Despite assurances and testing that the potent formula is safe to use on all skin types and tones, the brand — and I — always recommend doing a 24-hour patch test before trying any product—especially one with such a notoriously irritating ingredient.

Isabella Sarlija

Plus, this formula contains ferulic acid to stabilize the ascorbic acid further while providing additional antioxidant protection. Pinus pinaster bark complex is also in the Ascorbic Acid 20 Brightening C Serum mix, providing antioxidant support to skin that regularly faces pollution.

Additionally, brand founder, Paul Baek, wanted to bring both potency and efficacy back into ascorbic acid, along with what he calls, “cosmetic elegance.” Baek made it his mission to create a serum that has a neutral scent, retains its color (thanks to the stable formula), and has a smooth, even finish on the skin. But did he succeed?

Isabella Sarlija

Testing Out The New Ascorbic Acid Serum

Of course, these skin care claims are pretty significant, but I’ve tried other formulas that fail to deliver on the same promises.
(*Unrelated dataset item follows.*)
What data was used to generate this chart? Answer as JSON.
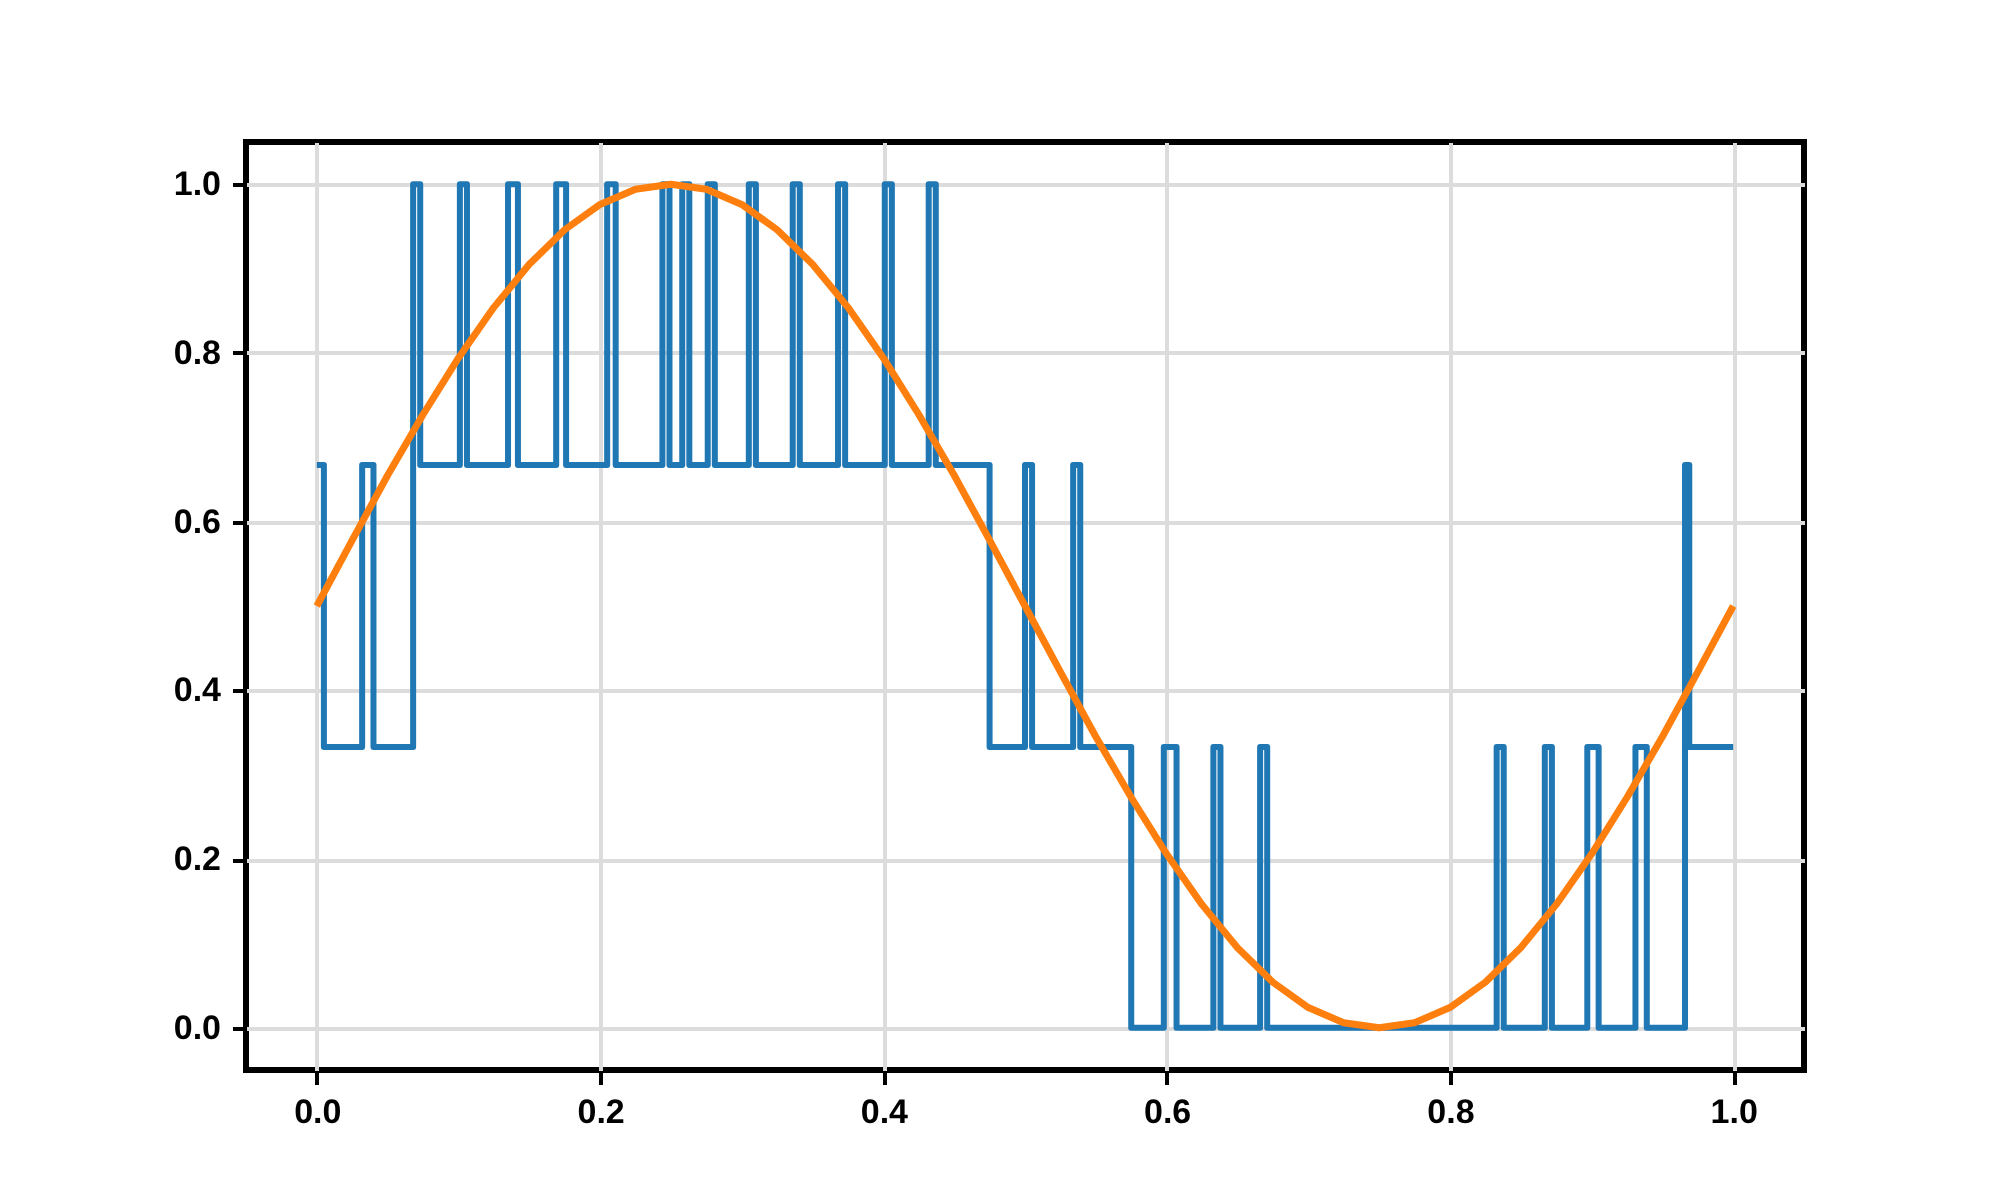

This serum, however, exceeded my expectations from the initial application. Since most ascorbic acid serums are suspended in a water-based formula, many formulas I’ve tried in the past have felt too thin. On the contrary, this texture is thicker and feels velvety — I’d say the texture is somewhere between a hydrogel and a lightweight oil, soaking into the skin relatively quickly like the former, while still gripping the skin like the latter to ensure an even application. I don’t find that this serum leaves skin feeling tacky — in fact, it leaves skin feeling smooth and comfortable.

I find that with just half a pump of product each morning for four weeks, my complexion doesn’t look grey anymore—instead, I’m rocking a boost in luminosity which is a massive bonus for my lackluster skin as I head into a brutal winter. Additionally, I notice that the texture and hyperpigmentation around my forehead and chin area have diminished significantly, improving my skin’s overall tone — all I’m left with is healthy radiance.

Isabella Sarlija

As far as how this held up with my sensitive skin, I used a buffering technique that Baek recommended to me (my dermatologist told me to do this once with retinol, too), which means applying the formula after my moisturizer. This creates a barrier that protects sensitive skin from irritation while allowing the ingredients to work their magic on my epidermis. To reap this serum’s full antioxidant protection, I applied this each morning, following it with a mineral SPF. However, if sensitive skin isn’t a concern for you, feel free to use this product the way you usually would use a serum — before moisturizing.

Do You Need To Swap Out Your Vitamin C For This Serum?

So, will I continue to use this $92 ascorbic acid serum? Well, I’d say I’m already in love since I’m already seeing an appearance of better-looking skin — namely with brightening and fading hyperpigmentation — without experiencing redness or irritation.

When comparing this serum to others on the market, it falls into an average price point for a 30mL bottle of a potent ascorbic acid serum meant for daily wear (which is roughly between $70-$150 dollars, with some products even reaching close to $200). However, the waterless formula and added stability, the pleasant texture, and impressive results after just four weeks have convinced me that this is a superior vitamin C product. I’m confident that my love affair with this serum will last down to the very last (very potent) drop.